Former Senate Majority Leader Bob Dole (R-Kan.) scolded his former colleagues for failing to approve the Convention on the Rights of Persons with Disabilities, a UN disability rights treaty.
“It’s a shame the only countries who haven’t ratified that treaty are the Congo, Guyana and the United States of America, and we are the leader in disability issues and dealing with the problem,” Dole said. (In fact, Guyana signed on last year, and some additional nations have yet to do so.)
According to the UN, 159 countries have ratified the treaty.
“Hopefully this year we will be able to pass that treaty so that our UN representative, who is a wonderful person, Samantha Power, will have an opportunity to tell these other countries how much we’ve accomplished in America and hopefully they will do the same,” said Dole, who was injured during World War II, leaving him with limited use of his right arm.
“I never thought much about disability issues till I became a member of the club,” Dole said.
President Barack Obama signed the disabilities treaty in 2009, but the Senate has not approved it so it can be formally ratified.

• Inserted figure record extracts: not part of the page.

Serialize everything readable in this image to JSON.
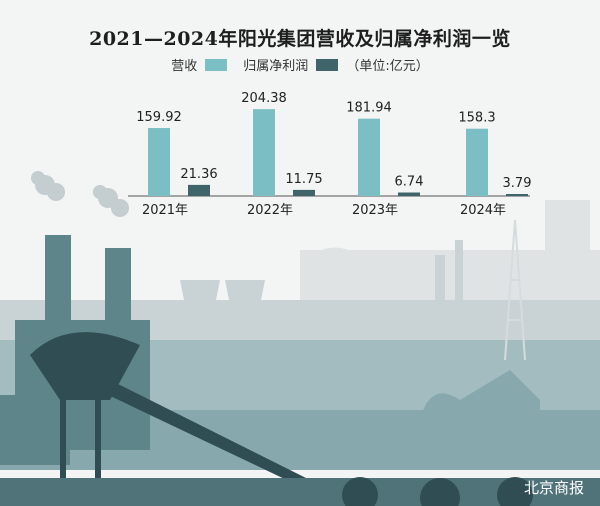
{
  "chart_data": {
    "type": "bar",
    "title": "2021—2024年阳光集团营收及归属净利润一览",
    "unit_note": "（单位:亿元）",
    "categories": [
      "2021年",
      "2022年",
      "2023年",
      "2024年"
    ],
    "series": [
      {
        "name": "营收",
        "values": [
          159.92,
          204.38,
          181.94,
          158.3
        ],
        "color": "#7bbfc4"
      },
      {
        "name": "归属净利润",
        "values": [
          21.36,
          11.75,
          6.74,
          3.79
        ],
        "color": "#3f6469"
      }
    ],
    "data_labels": true,
    "grid": false,
    "legend": "top"
  },
  "brand": "北京商报"
}
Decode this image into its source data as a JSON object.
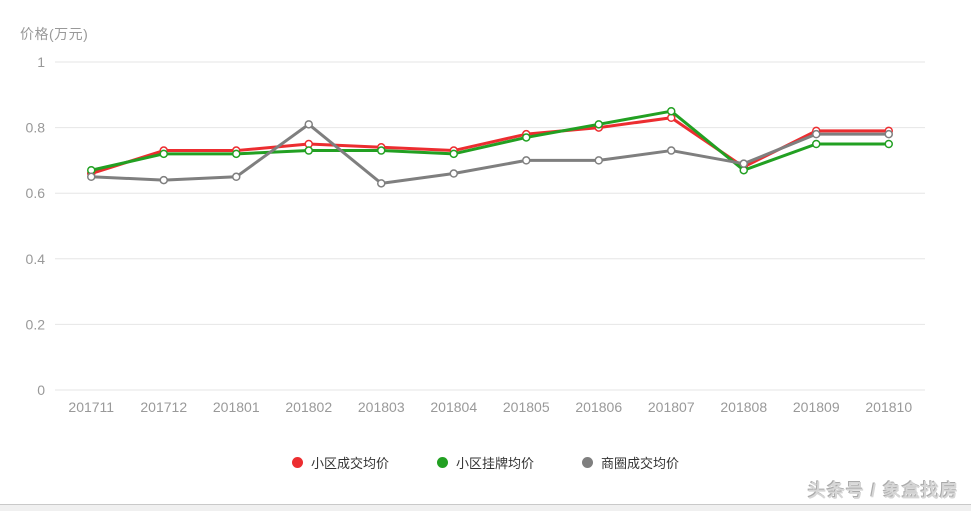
{
  "chart_data": {
    "type": "line",
    "title": "",
    "ylabel": "价格(万元)",
    "xlabel": "",
    "ylim": [
      0,
      1
    ],
    "yticks": [
      0,
      0.2,
      0.4,
      0.6,
      0.8,
      1
    ],
    "ytick_labels": [
      "0",
      "0.2",
      "0.4",
      "0.6",
      "0.8",
      "1"
    ],
    "categories": [
      "201711",
      "201712",
      "201801",
      "201802",
      "201803",
      "201804",
      "201805",
      "201806",
      "201807",
      "201808",
      "201809",
      "201810"
    ],
    "series": [
      {
        "name": "小区成交均价",
        "color": "#ec2d30",
        "values": [
          0.66,
          0.73,
          0.73,
          0.75,
          0.74,
          0.73,
          0.78,
          0.8,
          0.83,
          0.68,
          0.79,
          0.79
        ]
      },
      {
        "name": "小区挂牌均价",
        "color": "#22a022",
        "values": [
          0.67,
          0.72,
          0.72,
          0.73,
          0.73,
          0.72,
          0.77,
          0.81,
          0.85,
          0.67,
          0.75,
          0.75
        ]
      },
      {
        "name": "商圈成交均价",
        "color": "#7f7f7f",
        "values": [
          0.65,
          0.64,
          0.65,
          0.81,
          0.63,
          0.66,
          0.7,
          0.7,
          0.73,
          0.69,
          0.78,
          0.78
        ]
      }
    ],
    "grid": true,
    "legend_position": "bottom",
    "colors": {
      "grid": "#e6e6e6",
      "axis_text": "#999999",
      "legend_text": "#333333",
      "marker_fill": "#ffffff"
    }
  },
  "watermark": {
    "text": "头条号 / 象盒找房"
  }
}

Dole, who now uses a wheelchair, appeared on the Senate floor in 2012 to push for the treaty, but the measure fell five votes short.

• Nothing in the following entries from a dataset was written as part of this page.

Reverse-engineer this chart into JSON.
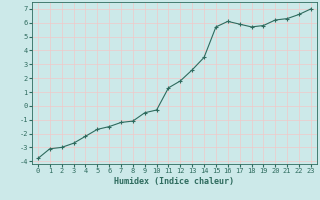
{
  "x": [
    0,
    1,
    2,
    3,
    4,
    5,
    6,
    7,
    8,
    9,
    10,
    11,
    12,
    13,
    14,
    15,
    16,
    17,
    18,
    19,
    20,
    21,
    22,
    23
  ],
  "y": [
    -3.8,
    -3.1,
    -3.0,
    -2.7,
    -2.2,
    -1.7,
    -1.5,
    -1.2,
    -1.1,
    -0.5,
    -0.3,
    1.3,
    1.8,
    2.6,
    3.5,
    5.7,
    6.1,
    5.9,
    5.7,
    5.8,
    6.2,
    6.3,
    6.6,
    7.0
  ],
  "line_color": "#2e6b5e",
  "marker": "+",
  "marker_size": 3,
  "marker_linewidth": 0.8,
  "line_width": 0.8,
  "bg_color": "#cce9e9",
  "grid_color": "#f0c8c8",
  "xlabel": "Humidex (Indice chaleur)",
  "xlabel_fontsize": 6,
  "tick_fontsize": 5,
  "xlim": [
    -0.5,
    23.5
  ],
  "ylim": [
    -4.2,
    7.5
  ],
  "yticks": [
    -4,
    -3,
    -2,
    -1,
    0,
    1,
    2,
    3,
    4,
    5,
    6,
    7
  ],
  "xticks": [
    0,
    1,
    2,
    3,
    4,
    5,
    6,
    7,
    8,
    9,
    10,
    11,
    12,
    13,
    14,
    15,
    16,
    17,
    18,
    19,
    20,
    21,
    22,
    23
  ]
}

House Minority Whip Steny Hoyer (D-Md.), who sponsored Monday's event, said politics has gotten more toxic since then.
"We are a much more polarized country than we were then. We're a more polarized Congress," Hoyer said. "The Founding Fathers believed that we would come together and reach consensus. If you come to Congress thinking, 'I'm not going to reach consensus unless it's my consensus,' you're gonna have the gridlock we're seeing."

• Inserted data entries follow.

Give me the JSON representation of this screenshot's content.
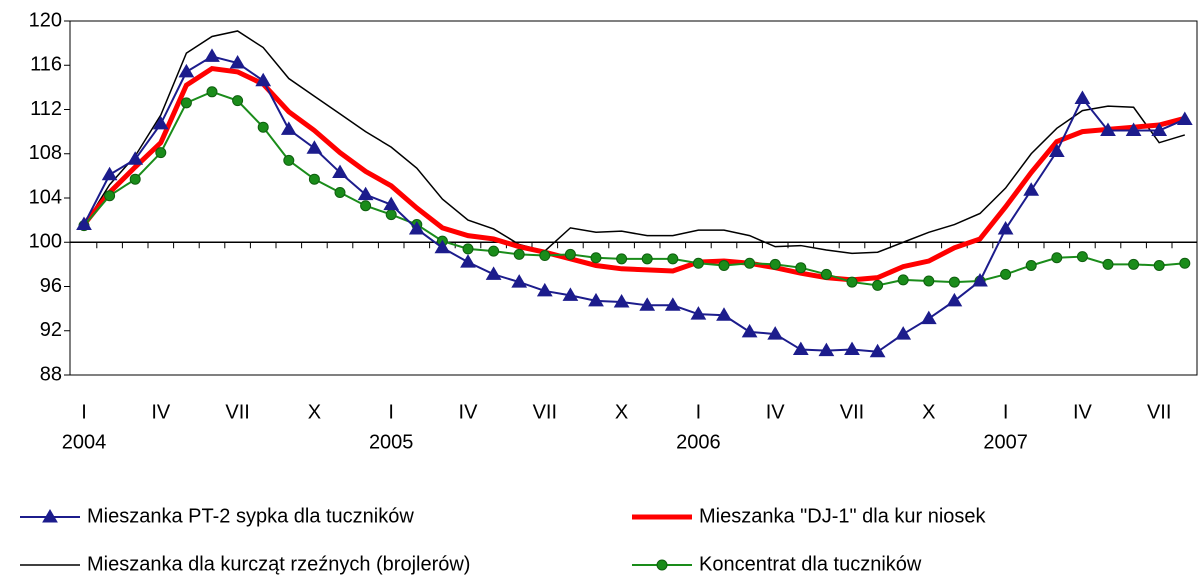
{
  "chart_data": {
    "type": "line",
    "categories": [
      "I",
      null,
      null,
      "IV",
      null,
      null,
      "VII",
      null,
      null,
      "X",
      null,
      null,
      "I",
      null,
      null,
      "IV",
      null,
      null,
      "VII",
      null,
      null,
      "X",
      null,
      null,
      "I",
      null,
      null,
      "IV",
      null,
      null,
      "VII",
      null,
      null,
      "X",
      null,
      null,
      "I",
      null,
      null,
      "IV",
      null,
      null,
      "VII",
      null
    ],
    "year_labels": [
      "2004",
      "2005",
      "2006",
      "2007"
    ],
    "ylim": [
      88,
      120
    ],
    "yticks": [
      88,
      92,
      96,
      100,
      104,
      108,
      112,
      116,
      120
    ],
    "x_axis_at": 100,
    "grid": false,
    "series": [
      {
        "name": "Mieszanka PT-2 sypka dla tuczników",
        "color": "#1c1c8c",
        "marker": "triangle",
        "values": [
          101.6,
          106.1,
          107.5,
          110.7,
          115.4,
          116.8,
          116.2,
          114.6,
          110.2,
          108.5,
          106.3,
          104.3,
          103.4,
          101.2,
          99.5,
          98.2,
          97.1,
          96.4,
          95.6,
          95.2,
          94.7,
          94.6,
          94.3,
          94.3,
          93.5,
          93.4,
          91.9,
          91.7,
          90.3,
          90.2,
          90.3,
          90.1,
          91.7,
          93.1,
          94.7,
          96.5,
          101.2,
          104.7,
          108.2,
          113.0,
          110.1,
          110.1,
          110.1,
          111.1
        ]
      },
      {
        "name": "Mieszanka \"DJ-1\" dla kur niosek",
        "color": "#ff0000",
        "marker": "none",
        "values": [
          101.6,
          104.5,
          106.8,
          109.0,
          114.2,
          115.7,
          115.4,
          114.3,
          111.8,
          110.1,
          108.1,
          106.4,
          105.1,
          103.1,
          101.3,
          100.6,
          100.3,
          99.6,
          99.1,
          98.5,
          97.9,
          97.6,
          97.5,
          97.4,
          98.2,
          98.3,
          98.1,
          97.7,
          97.2,
          96.8,
          96.6,
          96.8,
          97.8,
          98.3,
          99.5,
          100.3,
          103.2,
          106.3,
          109.1,
          110.0,
          110.2,
          110.4,
          110.6,
          111.2
        ]
      },
      {
        "name": "Mieszanka dla kurcząt rzeźnych (brojlerów)",
        "color": "#000000",
        "marker": "none",
        "values": [
          101.5,
          105.2,
          107.8,
          111.5,
          117.1,
          118.6,
          119.1,
          117.6,
          114.8,
          113.2,
          111.6,
          110.0,
          108.6,
          106.7,
          103.9,
          102.0,
          101.2,
          99.8,
          99.2,
          101.3,
          100.9,
          101.0,
          100.6,
          100.6,
          101.1,
          101.1,
          100.6,
          99.6,
          99.7,
          99.3,
          99.0,
          99.1,
          100.0,
          100.9,
          101.6,
          102.6,
          104.9,
          108.0,
          110.3,
          111.9,
          112.3,
          112.2,
          109.0,
          109.7
        ]
      },
      {
        "name": "Koncentrat dla tuczników",
        "color": "#1a8c1a",
        "marker": "circle",
        "values": [
          101.5,
          104.2,
          105.7,
          108.1,
          112.6,
          113.6,
          112.8,
          110.4,
          107.4,
          105.7,
          104.5,
          103.3,
          102.5,
          101.6,
          100.1,
          99.4,
          99.2,
          98.9,
          98.8,
          98.9,
          98.6,
          98.5,
          98.5,
          98.5,
          98.1,
          97.9,
          98.1,
          98.0,
          97.7,
          97.1,
          96.4,
          96.1,
          96.6,
          96.5,
          96.4,
          96.5,
          97.1,
          97.9,
          98.6,
          98.7,
          98.0,
          98.0,
          97.9,
          98.1
        ]
      }
    ]
  }
}
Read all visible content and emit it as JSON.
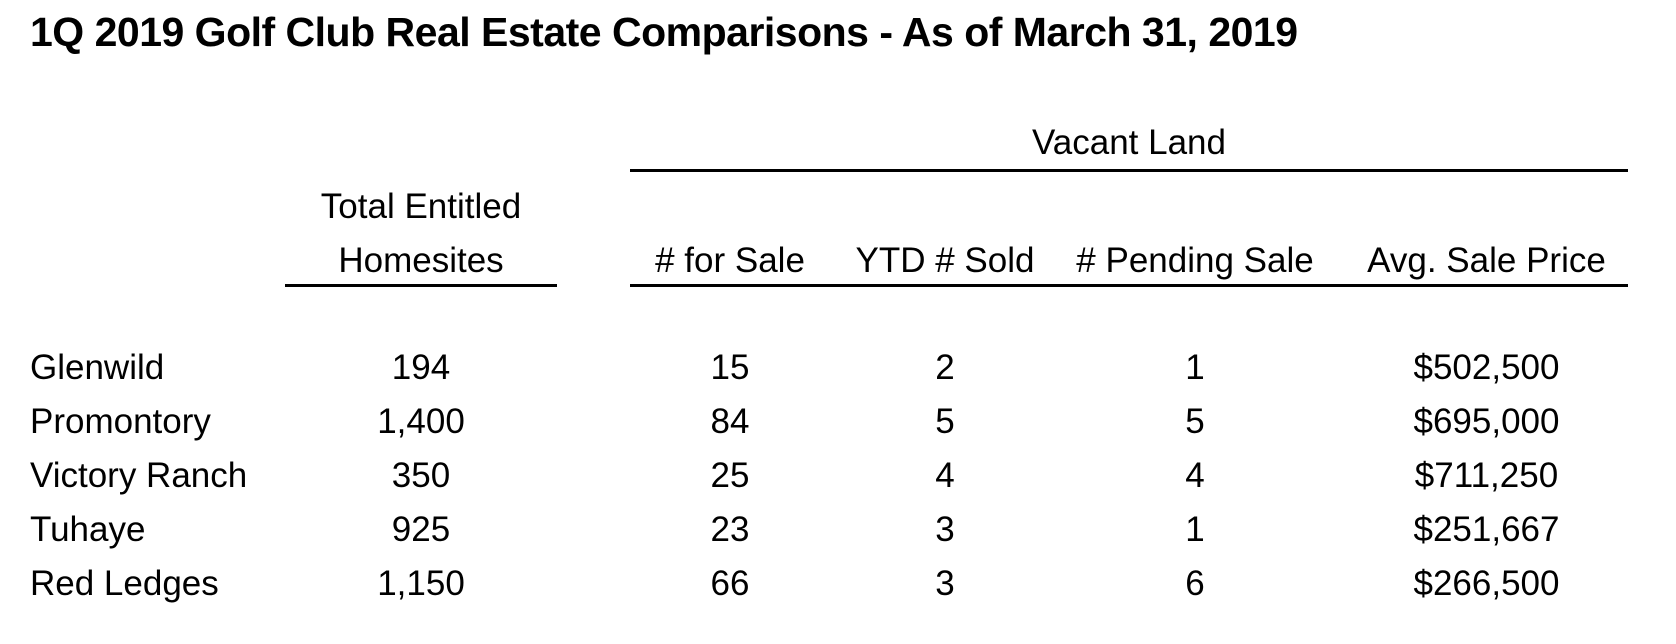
{
  "title": "1Q 2019 Golf Club Real Estate Comparisons - As of March 31, 2019",
  "group_header": "Vacant Land",
  "columns": {
    "homesites_line1": "Total Entitled",
    "homesites_line2": "Homesites",
    "for_sale": "# for Sale",
    "ytd_sold": "YTD # Sold",
    "pending": "# Pending Sale",
    "avg_price": "Avg. Sale Price"
  },
  "rows": [
    {
      "name": "Glenwild",
      "homesites": "194",
      "for_sale": "15",
      "ytd_sold": "2",
      "pending": "1",
      "avg_price": "$502,500"
    },
    {
      "name": "Promontory",
      "homesites": "1,400",
      "for_sale": "84",
      "ytd_sold": "5",
      "pending": "5",
      "avg_price": "$695,000"
    },
    {
      "name": "Victory Ranch",
      "homesites": "350",
      "for_sale": "25",
      "ytd_sold": "4",
      "pending": "4",
      "avg_price": "$711,250"
    },
    {
      "name": "Tuhaye",
      "homesites": "925",
      "for_sale": "23",
      "ytd_sold": "3",
      "pending": "1",
      "avg_price": "$251,667"
    },
    {
      "name": "Red Ledges",
      "homesites": "1,150",
      "for_sale": "66",
      "ytd_sold": "3",
      "pending": "6",
      "avg_price": "$266,500"
    }
  ]
}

Still, Hoyer celebrated what Congress did achieve in passing the ADA.
The ADA prohibited discrimination based on disability, and mandated easier access for people with disabilities. For instance, it required wider doors and ramps for wheelchair users, curb cuts on the sidewalk and braille lettering on elevators buttons.
“It broadened America’s understanding of the accessibility challenges those with disabilities faced.” Hoyer said. “It changed attitudes as well. As Americans with differing abilities became more visible in our economy and society, the stigma they carried has been significantly reduced -- but not eliminated.”
Former Sen. Tom Harkin (D-Iowa), who recalled standing on the White House lawn as President George H. W. Bush signed the ADA, said he thought then of "the words of Martin Luther King Jr. when he said, 'The arc of history is long, but it bends toward justice.' And I thought that day we're bending it a little more toward justice,” Harkin said.
He also said he hoped to see more progress on the issue.
“When 60 percent of adult Americans with disabilities are not in our workforce, that is a blot on our national character. We’ve got to do better,” Harkin said.